Polish physicist and physical chemist (1886–1963)

Zygmunt Aleksander Klemensiewicz (Polish: ; 24 April 1886 – 25 March 1963) was a Polish physicist and physical chemist.
A graduate of the University of Lviv, he worked as professor at the Lviv Polytechnic and the Silesian University of Technology. Early in his career (working for Fritz Haber in Karlsruhe), he made a pioneering contribution to the development of the glass electrode.

== Life and career ==
Klemensiewicz was born on 24 April 1886 in Kraków, then part of the Kingdom of Galicia and Lodomeria, a constituent part of Austria-Hungary. His father, Robert, was a teacher of history and geography and a headmaster of a secondary school; his mother, Maria, was a translator from Scandinavian languages into Polish. From 1892 the family lived in Lwów. Already as a schoolchild, Klemensiewicz stood out for exceptional talent for learning. He finished the Hetman Stanisław Żółkiewski Gymnasium in 1902.

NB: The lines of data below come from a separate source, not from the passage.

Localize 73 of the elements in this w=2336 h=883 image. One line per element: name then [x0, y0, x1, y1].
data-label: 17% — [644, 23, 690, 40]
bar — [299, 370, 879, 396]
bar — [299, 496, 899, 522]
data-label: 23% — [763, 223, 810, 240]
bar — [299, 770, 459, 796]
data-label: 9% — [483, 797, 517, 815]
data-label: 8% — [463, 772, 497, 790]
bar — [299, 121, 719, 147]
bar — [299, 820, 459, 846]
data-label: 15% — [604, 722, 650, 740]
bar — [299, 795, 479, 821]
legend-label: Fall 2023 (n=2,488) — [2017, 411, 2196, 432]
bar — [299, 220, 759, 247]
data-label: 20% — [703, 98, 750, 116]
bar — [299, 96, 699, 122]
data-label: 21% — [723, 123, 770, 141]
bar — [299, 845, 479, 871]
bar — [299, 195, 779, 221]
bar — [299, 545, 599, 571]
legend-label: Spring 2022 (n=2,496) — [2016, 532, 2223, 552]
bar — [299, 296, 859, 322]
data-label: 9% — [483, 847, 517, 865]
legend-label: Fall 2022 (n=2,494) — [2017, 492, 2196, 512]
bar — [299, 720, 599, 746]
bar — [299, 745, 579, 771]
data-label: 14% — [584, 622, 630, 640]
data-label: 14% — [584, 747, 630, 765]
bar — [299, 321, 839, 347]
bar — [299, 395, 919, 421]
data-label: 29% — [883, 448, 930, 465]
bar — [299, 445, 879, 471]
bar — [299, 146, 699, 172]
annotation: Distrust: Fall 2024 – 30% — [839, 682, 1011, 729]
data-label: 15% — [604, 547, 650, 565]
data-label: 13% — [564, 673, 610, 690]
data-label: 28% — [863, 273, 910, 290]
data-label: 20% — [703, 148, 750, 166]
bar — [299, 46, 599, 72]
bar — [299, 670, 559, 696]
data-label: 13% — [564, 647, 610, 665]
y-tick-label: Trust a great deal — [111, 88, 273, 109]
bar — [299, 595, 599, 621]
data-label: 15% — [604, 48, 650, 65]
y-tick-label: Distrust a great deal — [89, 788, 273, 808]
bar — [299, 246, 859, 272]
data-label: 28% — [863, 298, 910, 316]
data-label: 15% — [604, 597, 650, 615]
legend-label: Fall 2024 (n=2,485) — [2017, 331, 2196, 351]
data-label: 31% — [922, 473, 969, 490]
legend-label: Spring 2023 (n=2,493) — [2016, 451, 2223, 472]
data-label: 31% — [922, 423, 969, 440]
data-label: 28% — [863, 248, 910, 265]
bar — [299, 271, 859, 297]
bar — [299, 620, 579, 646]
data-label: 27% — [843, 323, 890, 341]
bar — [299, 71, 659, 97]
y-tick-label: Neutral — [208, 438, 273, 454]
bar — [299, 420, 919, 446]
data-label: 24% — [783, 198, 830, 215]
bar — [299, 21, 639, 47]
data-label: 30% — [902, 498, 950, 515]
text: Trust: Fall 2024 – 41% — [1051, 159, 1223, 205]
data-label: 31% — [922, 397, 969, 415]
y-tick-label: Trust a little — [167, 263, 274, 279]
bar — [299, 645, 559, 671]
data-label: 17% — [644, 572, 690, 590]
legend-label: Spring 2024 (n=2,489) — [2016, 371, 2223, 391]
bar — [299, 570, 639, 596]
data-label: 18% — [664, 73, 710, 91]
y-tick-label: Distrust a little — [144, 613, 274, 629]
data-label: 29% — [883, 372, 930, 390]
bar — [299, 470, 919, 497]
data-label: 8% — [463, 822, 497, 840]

In the years 1904–1908, he studied chemistry, physics, and mathematics at the Lwów University, where his professors included Wacław Sierpiński, Marian Smoluchowski, Stanisław Tołłoczko, Kazimierz Twardowski and Bronisław Radziszewski. In 1908, Klemensiewicz earned his doctorate under Tołłoczko based on his dissertation entitled Chlorek antymonowy jako rozczynnik jonizujący (Antimony Chloride as an Ionizing Reagent).

In the years 1908–1909, under a scholarship, he worked with Nobel Prize laureate Fritz Haber at the Technische Hochschule in Karlsruhe (now the Karlsruhe Institute of Technology), on the potential of the glass electrode constructing the so-called Klemensiewicz electrode. In 1912, he obtained his habilitation degree at Lwów. In the years 1913–1914, he worked with Marie Skłodowska-Curie in Paris, i.a., on the electrochemical properties of radium-B and thorium-B. After the outbreak of World War I, he continued working in Paris at the Pasteur Institute under Jan Kazimierz Danysz and developed a new technology for synthesizing salvarsan. In 1920–1940, he was an ordinary professor of physics and electronics at the Lwów Polytechnic.

In years 1940, he was deported to Kazakhstan. He volunteered to enlist in Gen. Władysław Anders' Polish Army and made his way through Iran and Egypt to Great Britain. During his stay in Britain, Klemensiewicz actively participated in organizing Polish higher education in exile. In 1944, he was appointed by the Polish government-in-exile as chairman of the Council of Academic Technical Schools. He also helped establish the Polish Polytechnic in London, later transformed into the Polish University College. He taught physics there and headed the institution from 1947 to 1951.

From 1956, he was a professor at the Silesian University of Technology in Gliwice.

Klemensiewicz was also an accomplished mountaineer and skier, author of the first Polish-language manual on mountain climbing (1913), co-founder and vice-president (1922–1939) of Polish Skiing Association (Polish: Polski Związek Narciarski). He died, aged 76, in Gliwice and was buried in his hometown of Kraków.